What this means is that dingoes are actually the same species as ordinary domesticated dogs, but they are an ancient breed (similar to chow-chows or akitas). Because dingoes and pet dogs are the same species, they are perfectly compatible for interbreeding and this is exactly what has been happening for a long time.
In fact, some have argued that there aren’t any purebred dingoes left and that all dingoes should be classed as wild dogs, the same as any stray dog. Geneticists have determined that this isn’t true. There still are purebred dingoes left, although they are relatively small in number.
Almost every wild dingo population on the mainland contains hybrid dogs that have been the result of interbreeding.

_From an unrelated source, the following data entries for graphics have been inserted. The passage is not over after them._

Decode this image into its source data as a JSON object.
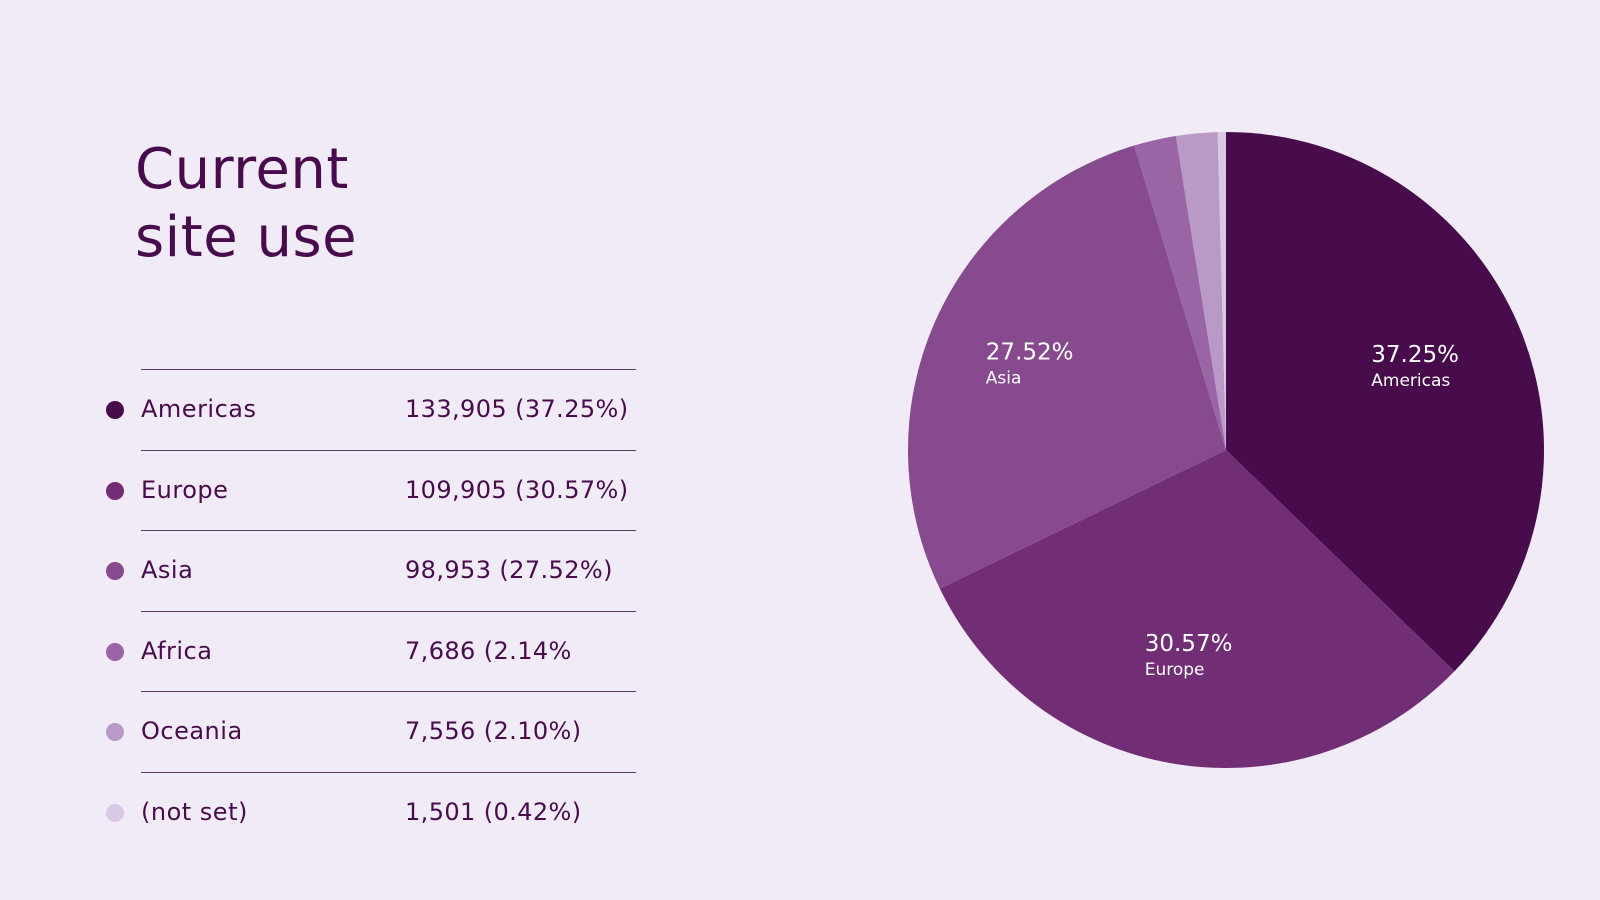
{
  "title": {
    "line1": "Current",
    "line2": "site use"
  },
  "legend": [
    {
      "name": "Americas",
      "value": "133,905 (37.25%)",
      "color": "#480b4b"
    },
    {
      "name": "Europe",
      "value": "109,905 (30.57%)",
      "color": "#722e74"
    },
    {
      "name": "Asia",
      "value": "98,953 (27.52%)",
      "color": "#874a8e"
    },
    {
      "name": "Africa",
      "value": "7,686 (2.14%",
      "color": "#9a65a5"
    },
    {
      "name": "Oceania",
      "value": "7,556 (2.10%)",
      "color": "#b99ac7"
    },
    {
      "name": "(not set)",
      "value": "1,501 (0.42%)",
      "color": "#d8c8e3"
    }
  ],
  "chart_data": {
    "type": "pie",
    "categories": [
      "Americas",
      "Europe",
      "Asia",
      "Africa",
      "Oceania",
      "(not set)"
    ],
    "values": [
      133905,
      109905,
      98953,
      7686,
      7556,
      1501
    ],
    "percentages": [
      37.25,
      30.57,
      27.52,
      2.14,
      2.1,
      0.42
    ],
    "colors": [
      "#480b4b",
      "#722e74",
      "#874a8e",
      "#9a65a5",
      "#b99ac7",
      "#d8c8e3"
    ],
    "start_angle_deg": 0,
    "direction": "clockwise",
    "slice_labels": [
      {
        "category": "Americas",
        "pct": "37.25%",
        "name": "Americas"
      },
      {
        "category": "Europe",
        "pct": "30.57%",
        "name": "Europe"
      },
      {
        "category": "Asia",
        "pct": "27.52%",
        "name": "Asia"
      }
    ]
  }
}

The percentage of hybrids varies depending on how close the pack is to dense human population, with the highest number of hybrids occurring in the southeast.
Percentage hybrid population per state:
|WA – 41%||NT – 13%|
|SA – 68%||QLD – 80%|
|NSW – 99%||VIC – 99%|
You can see that in some states the percentage of hybrids is very close to 100%, which means that there are essentially no purebred dingoes left in those areas. It is definitely a worrying trend for conservationists who see dingoes as an important part of Australia’s natural fauna.
The only area in Australia with a complete population of purebred dingoes is Fraser Island. The dingoes on Fraser Island have no access to other breeds of dogs so they haven’t interbred at all. This makes it even more important that the dingo population on Fraser Island is maintained because it could end up being the only purebred dingo population left.
How Many Dingoes Are Left In Australia?
We can never know the exact number of dingoes that are left, and estimates put the number at between 10,000 and 50,000 dingoes left in Australia. That is a high enough number that we don’t need to worry about dingoes going extinct any time soon. Although there are specific pressures on the species that could cause it to decline.
1. Dingoe Interbreeding Leeds To Intermixed Breeds
As we’ve already mentioned, the biggest pressure on the dingo species is interbreeding. While interbreeding won’t lead to extinction in the sense of dingoes dying out if the breed becomes 100% genetically intermixed we would lose dingoes as a standalone species.
So to all intents and purposes, they would be extinct, as they would only be observable in their genetic lineage and/or some traits that have been passed onto the hybrids.
2. Culling Of Dingoes Protecting Them Against Extinction
At present, dingoes are classed as wild dogs. Wild dogs can be any breed of dogs that are roaming free. This classification has important implications as it means that dingoes, along with other wild dogs, are legally allowed to be culled by farmers.
Of course, farmers need to be able to protect their livestock, but classifying dingoes as an animal that can be culled could have implications for their future population.
Protecting dingoes against extinction isn’t just important as a way of retaining Australia’s natural heritage. It also has important ecological impacts. Dingoes are an integral part of Australian wildlife.
For example, there is some evidence that they can prevent kangaroos from overgrazing in small mammal territories and they could also reduce the number of foxes and reign in their behaviour.
The dingo population on Fraser Island isn’t just fascinating to observe, it also has really important conservationist implications. Out of the 10,000-50,000 dingoes in all of Australia, these 200 dingoes on Fraser Island are the only population that is 100% free of hybrids that have resulted from interbreeding with domestic dogs.
As time goes on, and the dingo population in the rest of Australia continues to interbreed, the dingoes on Fraser Island could end up being the only purebred dingoes left.